There was an article in the paper about free diving. These people are insane masochists. 81 metres down unassisted on one lung full of air. 150 metres down when pulled by a weighted sled. 4 people died training for the world championships. Apparently the pain doesn't get any worse once you pass 100m. Bloody hell.

More link copying. Dan points me to the Chuck Lorre web page where all the vanity cards from Dharma and Greg are visible. I really liked Dharma and Greg, and then they stopped running it on our local station so we only got to see the first series.` Mind you it's probably gone downhill since then. Anyway the vanity cards are funny. Wasn't Chuck Lorre the producer of Rhoda and didn;t he play the doorman who you never saw (name eludes me)? (Later) Let me correct that - the vanity cards are very, very funny, and very, very true.
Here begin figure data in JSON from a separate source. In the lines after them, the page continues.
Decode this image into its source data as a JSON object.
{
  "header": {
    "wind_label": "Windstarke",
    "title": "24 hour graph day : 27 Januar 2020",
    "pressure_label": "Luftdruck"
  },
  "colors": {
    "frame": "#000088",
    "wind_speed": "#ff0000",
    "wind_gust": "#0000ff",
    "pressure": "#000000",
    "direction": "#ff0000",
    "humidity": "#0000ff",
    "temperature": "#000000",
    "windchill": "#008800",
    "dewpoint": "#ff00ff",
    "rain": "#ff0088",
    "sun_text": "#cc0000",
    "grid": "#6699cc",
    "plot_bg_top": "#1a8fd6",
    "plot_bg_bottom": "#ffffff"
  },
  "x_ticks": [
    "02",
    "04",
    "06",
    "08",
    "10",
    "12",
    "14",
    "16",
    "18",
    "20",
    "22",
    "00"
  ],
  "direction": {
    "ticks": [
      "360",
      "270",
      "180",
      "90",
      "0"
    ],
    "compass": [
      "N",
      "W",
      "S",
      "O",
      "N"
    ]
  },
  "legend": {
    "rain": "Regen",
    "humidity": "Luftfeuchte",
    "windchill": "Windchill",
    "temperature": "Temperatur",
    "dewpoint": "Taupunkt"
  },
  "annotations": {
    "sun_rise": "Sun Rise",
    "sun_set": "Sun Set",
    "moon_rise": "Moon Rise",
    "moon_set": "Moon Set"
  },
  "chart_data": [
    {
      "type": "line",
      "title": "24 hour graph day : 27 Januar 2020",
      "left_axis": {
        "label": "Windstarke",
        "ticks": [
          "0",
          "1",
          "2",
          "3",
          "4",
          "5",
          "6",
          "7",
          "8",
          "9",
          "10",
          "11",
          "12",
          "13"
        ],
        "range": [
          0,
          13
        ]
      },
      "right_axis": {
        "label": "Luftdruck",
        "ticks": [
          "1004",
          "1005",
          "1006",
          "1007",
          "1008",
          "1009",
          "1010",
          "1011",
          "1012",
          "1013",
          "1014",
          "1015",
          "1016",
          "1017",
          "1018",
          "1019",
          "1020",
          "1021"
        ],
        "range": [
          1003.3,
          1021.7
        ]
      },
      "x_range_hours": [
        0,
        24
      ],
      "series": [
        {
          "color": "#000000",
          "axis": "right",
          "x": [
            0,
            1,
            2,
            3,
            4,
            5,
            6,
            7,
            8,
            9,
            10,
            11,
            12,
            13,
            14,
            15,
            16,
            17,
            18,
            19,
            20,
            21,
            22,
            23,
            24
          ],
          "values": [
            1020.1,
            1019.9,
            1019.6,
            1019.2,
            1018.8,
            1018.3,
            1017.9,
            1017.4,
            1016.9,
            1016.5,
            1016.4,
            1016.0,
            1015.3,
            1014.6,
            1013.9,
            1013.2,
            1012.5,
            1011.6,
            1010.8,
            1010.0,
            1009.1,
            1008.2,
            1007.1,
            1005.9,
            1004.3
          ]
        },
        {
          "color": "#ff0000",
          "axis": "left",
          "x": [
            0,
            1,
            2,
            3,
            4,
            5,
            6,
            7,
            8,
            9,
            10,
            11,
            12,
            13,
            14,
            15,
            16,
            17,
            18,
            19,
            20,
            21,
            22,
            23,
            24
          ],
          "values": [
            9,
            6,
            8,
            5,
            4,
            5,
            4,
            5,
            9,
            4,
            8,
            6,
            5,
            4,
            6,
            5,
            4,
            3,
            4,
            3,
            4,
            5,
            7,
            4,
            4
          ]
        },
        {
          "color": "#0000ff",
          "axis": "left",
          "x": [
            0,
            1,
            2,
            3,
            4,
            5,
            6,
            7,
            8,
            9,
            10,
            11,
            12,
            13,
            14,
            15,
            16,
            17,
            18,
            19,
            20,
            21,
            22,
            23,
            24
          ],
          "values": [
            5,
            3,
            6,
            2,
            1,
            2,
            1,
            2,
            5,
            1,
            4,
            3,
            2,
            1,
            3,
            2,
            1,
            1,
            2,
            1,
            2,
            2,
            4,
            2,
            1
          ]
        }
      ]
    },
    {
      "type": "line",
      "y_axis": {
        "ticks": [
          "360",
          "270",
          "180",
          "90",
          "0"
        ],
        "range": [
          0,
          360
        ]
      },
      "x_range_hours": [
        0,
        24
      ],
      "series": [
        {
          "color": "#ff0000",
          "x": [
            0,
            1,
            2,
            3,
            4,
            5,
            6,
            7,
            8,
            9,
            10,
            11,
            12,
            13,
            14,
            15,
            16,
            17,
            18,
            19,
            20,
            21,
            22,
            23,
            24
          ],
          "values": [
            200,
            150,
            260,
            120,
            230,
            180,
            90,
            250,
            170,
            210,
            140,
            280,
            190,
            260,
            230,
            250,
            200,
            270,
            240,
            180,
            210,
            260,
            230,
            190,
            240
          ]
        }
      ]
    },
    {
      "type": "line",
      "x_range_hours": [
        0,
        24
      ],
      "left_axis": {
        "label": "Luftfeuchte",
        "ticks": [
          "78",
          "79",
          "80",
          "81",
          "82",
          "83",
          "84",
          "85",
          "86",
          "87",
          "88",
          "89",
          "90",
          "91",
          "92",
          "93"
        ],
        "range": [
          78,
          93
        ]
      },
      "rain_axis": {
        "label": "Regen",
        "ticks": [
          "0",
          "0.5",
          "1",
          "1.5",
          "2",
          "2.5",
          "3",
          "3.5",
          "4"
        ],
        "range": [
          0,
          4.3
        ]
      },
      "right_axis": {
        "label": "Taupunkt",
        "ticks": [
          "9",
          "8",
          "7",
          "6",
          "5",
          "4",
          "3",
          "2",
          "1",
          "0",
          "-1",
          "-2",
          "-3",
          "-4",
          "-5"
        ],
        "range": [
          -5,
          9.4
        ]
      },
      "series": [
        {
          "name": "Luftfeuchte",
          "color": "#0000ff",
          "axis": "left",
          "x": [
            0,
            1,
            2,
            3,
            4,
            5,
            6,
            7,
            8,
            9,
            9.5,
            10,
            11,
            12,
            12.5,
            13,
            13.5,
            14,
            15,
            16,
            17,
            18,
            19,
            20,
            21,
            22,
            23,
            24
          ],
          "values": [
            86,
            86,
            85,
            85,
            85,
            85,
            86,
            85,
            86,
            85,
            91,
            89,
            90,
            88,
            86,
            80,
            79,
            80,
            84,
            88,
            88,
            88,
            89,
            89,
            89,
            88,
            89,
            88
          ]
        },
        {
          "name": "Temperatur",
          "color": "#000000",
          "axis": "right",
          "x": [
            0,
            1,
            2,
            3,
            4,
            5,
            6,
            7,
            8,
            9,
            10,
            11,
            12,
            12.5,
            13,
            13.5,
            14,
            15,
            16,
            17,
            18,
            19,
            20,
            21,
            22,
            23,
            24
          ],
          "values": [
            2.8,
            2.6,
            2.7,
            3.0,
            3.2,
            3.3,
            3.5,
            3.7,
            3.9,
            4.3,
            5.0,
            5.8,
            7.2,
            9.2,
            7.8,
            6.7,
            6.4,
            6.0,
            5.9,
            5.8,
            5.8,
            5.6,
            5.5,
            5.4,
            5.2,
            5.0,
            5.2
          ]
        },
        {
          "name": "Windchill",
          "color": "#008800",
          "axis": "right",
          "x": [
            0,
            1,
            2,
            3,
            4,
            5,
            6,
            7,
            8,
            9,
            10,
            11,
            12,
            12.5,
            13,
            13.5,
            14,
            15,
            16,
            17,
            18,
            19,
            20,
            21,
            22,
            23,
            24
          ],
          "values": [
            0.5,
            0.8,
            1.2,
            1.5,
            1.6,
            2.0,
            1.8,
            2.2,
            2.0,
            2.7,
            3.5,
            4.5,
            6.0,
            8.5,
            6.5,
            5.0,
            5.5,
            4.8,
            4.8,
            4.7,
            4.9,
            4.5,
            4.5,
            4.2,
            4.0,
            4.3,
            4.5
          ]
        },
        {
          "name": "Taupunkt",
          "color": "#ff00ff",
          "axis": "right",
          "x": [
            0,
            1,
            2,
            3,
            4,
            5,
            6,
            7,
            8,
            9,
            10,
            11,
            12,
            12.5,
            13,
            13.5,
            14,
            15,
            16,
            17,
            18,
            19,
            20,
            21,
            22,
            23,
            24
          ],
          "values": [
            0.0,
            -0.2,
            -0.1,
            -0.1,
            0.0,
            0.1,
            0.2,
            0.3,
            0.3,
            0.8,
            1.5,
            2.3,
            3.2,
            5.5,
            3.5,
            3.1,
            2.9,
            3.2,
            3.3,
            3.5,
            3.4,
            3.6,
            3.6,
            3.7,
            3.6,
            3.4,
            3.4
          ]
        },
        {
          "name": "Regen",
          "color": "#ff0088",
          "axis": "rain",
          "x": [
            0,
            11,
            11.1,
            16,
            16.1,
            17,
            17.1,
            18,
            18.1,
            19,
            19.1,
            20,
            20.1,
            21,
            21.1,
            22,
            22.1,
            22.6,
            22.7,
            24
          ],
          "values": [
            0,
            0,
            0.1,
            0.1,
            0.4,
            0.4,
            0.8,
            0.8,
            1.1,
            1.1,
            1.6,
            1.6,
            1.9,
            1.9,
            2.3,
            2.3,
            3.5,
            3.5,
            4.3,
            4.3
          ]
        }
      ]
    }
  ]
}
There is a free newspaper war running in Newcastle. A big, Swedish, free newspaper company moved in and started distributing a paper called Metro in the mornings - something they do in many cities throughtout the world, and the local newspaper started distributing a spoiler called "North East Metro" which is just a clone of their horrible evening newspaper. The non-local Metro has now changed its name to "Morning News". It will be interesting to see who runs out of money and gives in first.

OK, I got this from NTK, but it is worth repeating. Well, I laughed anyway.

Saint John Coltrane Church - which is about to go out of business becuase the rent has been hugely increased on its building.

28 January 2000

Chindogu web site - an oldie but a goodie.

When did they redesign IMDB to look like every other website on the net? I never did like its interface but I really hate the new one. It was much better before it became this commercial thing.

Well, it's the end of a week and nearly the end of a month so this seems the perfect day to start a new edition.